Eventually, we reached the top. I felt unsteady amid this horizontal world that extended in every direction. After all those days on the wall, (to be honest, we had no idea how many), we'd drunk only five gallons of water between us (on the summit we poured out two leftover gallons), hadn’t eaten for two days, and had finished one hell of a climb. The descent was grueling. We stumbled and fell, and staggered a few more steps. I shuffled more slowly, so Matt finally disappeared ahead. In my wasted state, I started imagining goblins and strange animals hiding behind the trees, trying to communicate with me. Suddenly, one large goblin stepped out from the trees and announced, “Hey, how about I take that haulbag?” I stopped and stared. It was no goblin, it was Russ the Fish! He smiled and shook his head, saying, “Ho man, we thought you were goners.” He had hiked up the descent trail to help carry our loads down. Somehow he’d missed Matt, but I wasn't complaining.
The Fish cheerfully donned the haulbag, and we slowly made our way down to his waiting VW bus, festooned with a couple of fresh dead mice. He told me we'd been up there for 11 days, more than Matt or I had figured. Down in the Valley, we had become celebrities. Everyone recognized us—at least for a while. The Valley seemed different: smaller and less intimidating. Same with the resident climbers. We'd done the slowest ascent of the PO Wall ever, but we had gained some respect from the locals, who appreciated the idea of a tenacious disregard for the weather, the outside world and its comforts. Respect could come from climbing hard, but also from climbing with the right attitude.
Before we left, we spent hours searching below El Cap for our dropped gear. We watched two New Zealanders cruising up the crux pitches of the PO Wall. I grinned. “It must be nice to know what you’re doing up there!” I exclaimed.
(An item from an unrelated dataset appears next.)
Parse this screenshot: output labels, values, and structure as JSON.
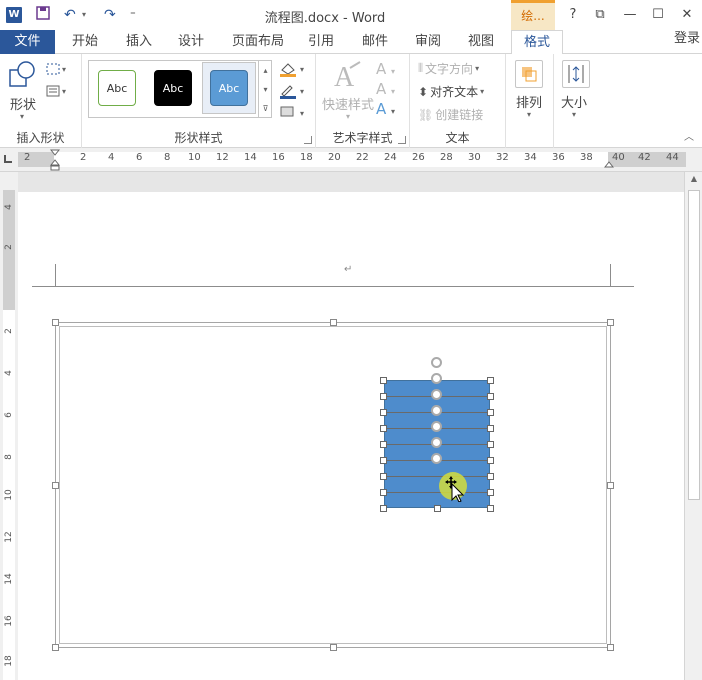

Matt laughed. We both envied the Kiwis and the splitter weather they were having. Then, just before we left the Valley, we heard that they had been plucked off the wall by helicopter, 20 pitches up, suffering from—of all things—heat exhaustion.
Crusher Bartlett, 2004. Originally published with the title Open Water in Rock & Ice, #139, Jan 2005
Photos: All photos of the route are copyright Matt Dancy. Note on photography: I had no camera at this time. Matt’s camera was an Argus, brick-heavy, all manual, split-image rangefinder focus, and with no possible way to attach a tether or leash. We kept it in a stuff bag and took care not to drop it.